A julgar pelas mudanças que procura fazer em seus mapas, a incursão do Google no espaço público poderá ter implicações drásticas. Afinal, a empresa não lida apenas com mapas: seus carros que funcionam sem motorista alterarão profundamente a maneira pela qual experimentamos o mundo externo.

O espaço, para o Google, é apenas mais uma forma de informação que deve ser organizada para que a empresa se aproxime mais de cumprir sua audaciosa missão de "organizar toda a informação do mundo". Como disse um de seus engenheiros de mapeamento no ano passado, "tudo que você vir no mundo real precisa estar em nosso banco de dados".

O problema com a visão do Google é que ela não reconhece o papel vital que a desordem, o caos e a novidade desempenham na formulação da experiência urbana. Nos anos 70, o crítico cultural Richard Sennet escreveu um livrinho maravilhoso, "Os Usos da Desordem", que todos os engenheiros do Google deveriam ser convidados a ler. No livro, Sennett apresenta fortes argumentos em favor de "cidades densas, desordenadas, acachapantes", nas quais desconhecidos e pessoas com origens socioculturais muito diferentes continuariam a conviver.

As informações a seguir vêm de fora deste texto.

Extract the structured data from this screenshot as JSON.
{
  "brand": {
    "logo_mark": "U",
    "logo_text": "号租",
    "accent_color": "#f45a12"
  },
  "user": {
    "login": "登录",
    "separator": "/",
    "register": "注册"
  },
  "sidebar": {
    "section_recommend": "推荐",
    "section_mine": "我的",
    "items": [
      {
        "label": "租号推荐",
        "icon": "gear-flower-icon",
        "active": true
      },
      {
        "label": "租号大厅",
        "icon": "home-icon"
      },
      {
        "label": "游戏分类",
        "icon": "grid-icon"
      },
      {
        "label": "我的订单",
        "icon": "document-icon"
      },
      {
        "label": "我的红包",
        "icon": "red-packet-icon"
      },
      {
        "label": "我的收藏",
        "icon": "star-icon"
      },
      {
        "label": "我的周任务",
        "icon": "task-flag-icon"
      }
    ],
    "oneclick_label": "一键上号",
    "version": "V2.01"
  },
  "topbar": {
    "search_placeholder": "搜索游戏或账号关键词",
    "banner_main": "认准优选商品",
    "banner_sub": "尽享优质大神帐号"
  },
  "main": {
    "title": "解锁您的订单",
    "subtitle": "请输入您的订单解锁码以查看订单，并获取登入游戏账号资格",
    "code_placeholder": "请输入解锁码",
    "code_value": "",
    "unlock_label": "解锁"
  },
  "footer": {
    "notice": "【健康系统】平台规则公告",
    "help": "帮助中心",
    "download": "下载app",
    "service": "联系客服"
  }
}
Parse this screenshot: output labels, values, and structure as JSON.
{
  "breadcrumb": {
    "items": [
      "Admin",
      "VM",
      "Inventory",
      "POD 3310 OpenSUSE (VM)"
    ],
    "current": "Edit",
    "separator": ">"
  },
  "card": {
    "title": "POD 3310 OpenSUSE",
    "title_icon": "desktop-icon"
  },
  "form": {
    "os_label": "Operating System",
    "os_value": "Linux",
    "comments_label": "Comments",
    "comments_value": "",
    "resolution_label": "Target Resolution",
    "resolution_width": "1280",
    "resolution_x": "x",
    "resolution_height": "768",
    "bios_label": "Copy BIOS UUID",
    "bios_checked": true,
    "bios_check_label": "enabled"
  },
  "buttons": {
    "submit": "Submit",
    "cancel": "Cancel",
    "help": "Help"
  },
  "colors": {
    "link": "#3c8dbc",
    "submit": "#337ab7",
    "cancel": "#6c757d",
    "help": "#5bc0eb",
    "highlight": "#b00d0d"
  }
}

A cidade ideal de Sennet não só é uma aglomeração de guetos e condomínios fechados que nunca se falam como o emaranhamento mútuo entre essas duas coisas --e a ocasional confusão que esse emaranhamento produz em nossa vida cotidiana--, o que faz da cidade um lugar interessante onde viver e permite que seus habitantes amadureçam e ganhem complexidade como seres humanos.

O urbanismo do Google, por outro lado, é o urbanismo de alguém que quer chegar logo a um shopping center em um carro que não precisa de motorista. É profundamente utilitário, e até egoísta, com pouca ou nenhuma preocupação quanto ao modo como o espaço público é experimentado. No mundo do Google, o espaço público é algo que separa sua casa de um restaurante que tenha críticas positivas e que você deseja muito experimentar.

Já que ninguém resenha formalmente os espaços públicos ou os menciona em e-mails, eles podem perfeitamente desaparecer dos mapas altamente personalizados do Google. E se os vídeos promocionais do Google Glass servem de indicação, podemos nem perceber que se foram; até onde saberemos, mesmo que estejamos atravessando um deserto urbano o Google Glass ainda assim criará uma paisagem empolgante.

O principal motivo para celebrar mapas não personalizados nada tem a ver com tecnofobia ou nostalgia sobre a era anterior ao Google. É algo realmente simples: quando eu e você olhamos para o mesmo mapa, há boa chance de que iniciemos uma conversa sobre como melhorar o espaço que o mapa representa. Que nossa experiência do que costumava ser o espaço público esteja sendo cada vez mais privatizada --primeiro com os smartphones, depois com os carros sem motorista, agora com o Google Glass-- e que tudo isso esteja sendo feito em nome de "organizar a informação do planeta" deveria ser causa de preocupação para qualquer pessoa interessada no futuro do urbanismo.

Se o Google conseguir o que quer, nosso espaço público em breve pode ficar parecido com os subúrbios da Califórnia onde fica a sede da empresa. O que Sennett diz sobre os moradores do subúrbio em "Usos da Desordem" --que são "pessoas temerosas de viver em um mundo que não podem controlar"-- vale igualmente para os otimizadores do Google.

Mas a falta de controle é simplesmente o preço que temos de pagar por vivermos nos ambientes complexos, diversificados e cosmopolitas que chamamos de "cidades". Infelizmente, apesar de todo o seu impacto sobre o urbanismo, ainda não há sinal de que o Google saiba do que a disciplina trata, e para o que serve.